UNE INTERDICTION DE VENTE AUX MINEURS DIFFICILES À APPLIQUER
Le réseau des buralistes ainsi que les fabricants de tabac sont les premiers à souhaiter l’interdiction de vente aux mineurs. Mais la réalité doit être prise en compte. Même si les buralistes sont les préposés de l’État et ont de ce fait un rôle officiel, il est parfois difficile de déterminer l’âge de certains jeunes gens, d’autant qu’ils peuvent trouver désobligeant de sortir leur pièce d’identité. Le Comité national contre le tabagisme (CNCT) vient une nouvelle fois de remettre la pression en affirmant que 64 % des buralistes ne respectent pas l’interdiction de vente aux mineurs (voir page 8).
Mais l’étude mise en avant utilise un biais qui pose question : le testing réalisé dans 400 débits de tabac utilisait des jeunes gens de 17 ans. Si le CNCT voulait vraiment savoir si l’interdit est respecté, il aurait dû prendre un panel plus représentatif, incluant des enfants et des adolescents. Telle que réalisée, l’étude ressemble à un piège tendu aux buralistes. Il faut avoir été devant un comptoir pour comprendre qu’il est difficile de demander une preuve de majorité, avec par-fois des comportements violents suite à cette sollicitation d’identité.

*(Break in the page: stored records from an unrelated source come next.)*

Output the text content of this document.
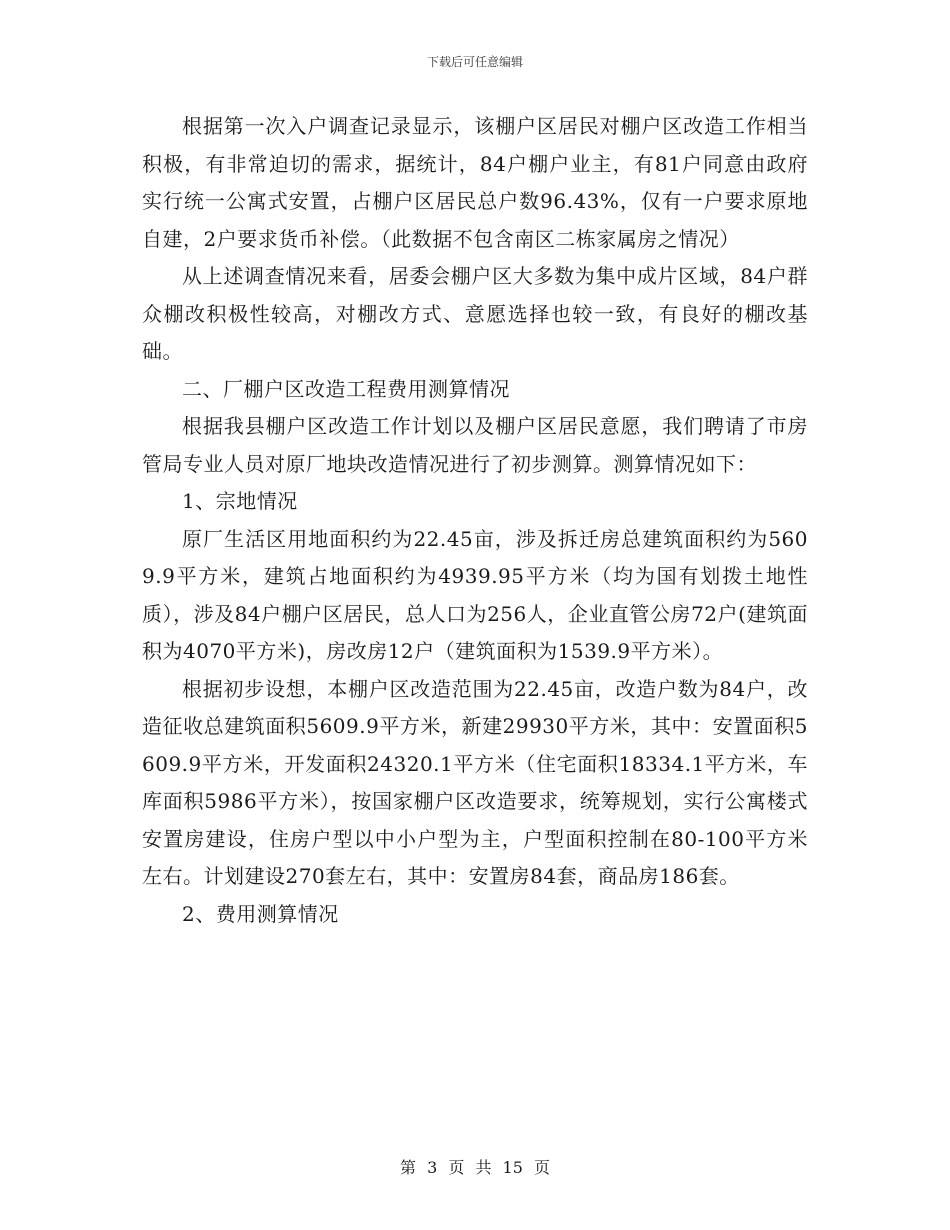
下载后可任意编辑

根据第一次入户调查记录显示，该棚户区居民对棚户区改造工作相当积极，有非常迫切的需求，据统计，84户棚户业主，有81户同意由政府实行统一公寓式安置，占棚户区居民总户数96.43%，仅有一户要求原地自建，2户要求货币补偿。（此数据不包含南区二栋家属房之情况）

从上述调查情况来看，居委会棚户区大多数为集中成片区域，84户群众棚改积极性较高，对棚改方式、意愿选择也较一致，有良好的棚改基础。

二、厂棚户区改造工程费用测算情况

根据我县棚户区改造工作计划以及棚户区居民意愿，我们聘请了市房管局专业人员对原厂地块改造情况进行了初步测算。测算情况如下：

1、宗地情况

原厂生活区用地面积约为22.45亩，涉及拆迁房总建筑面积约为5609.9平方米，建筑占地面积约为4939.95平方米（均为国有划拨土地性质），涉及84户棚户区居民，总人口为256人，企业直管公房72户(建筑面积为4070平方米)，房改房12户（建筑面积为1539.9平方米）。

根据初步设想，本棚户区改造范围为22.45亩，改造户数为84户，改造征收总建筑面积5609.9平方米，新建29930平方米，其中：安置面积5609.9平方米，开发面积24320.1平方米（住宅面积18334.1平方米，车库面积5986平方米），按国家棚户区改造要求，统筹规划，实行公寓楼式安置房建设，住房户型以中小户型为主，户型面积控制在80-100平方米左右。计划建设270套左右，其中：安置房84套，商品房186套。

2、费用测算情况

第 3 页 共 15 页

Déjà, les menaces de sanctions de l’État planent, comme ce sous-préfet du Pas-de-Calais qui va sensibiliser les points de vente de l’arrondissement qu’il supervise, avant de punir les infractions. Une attitude belliqueuse confortée par une décision de février 2022 de la Cour de justice de l’Union européenne qui confirme qu’un État peut appliquer une sanction administrative comme une fermeture temporaire à un buraliste qui ne respecte pas l’interdiction de vente aux mineurs.
À QUAND UNE INTERDICTION DE VENTE DU TABAC SUR PLUSIEURS GÉNÉRATIONS ?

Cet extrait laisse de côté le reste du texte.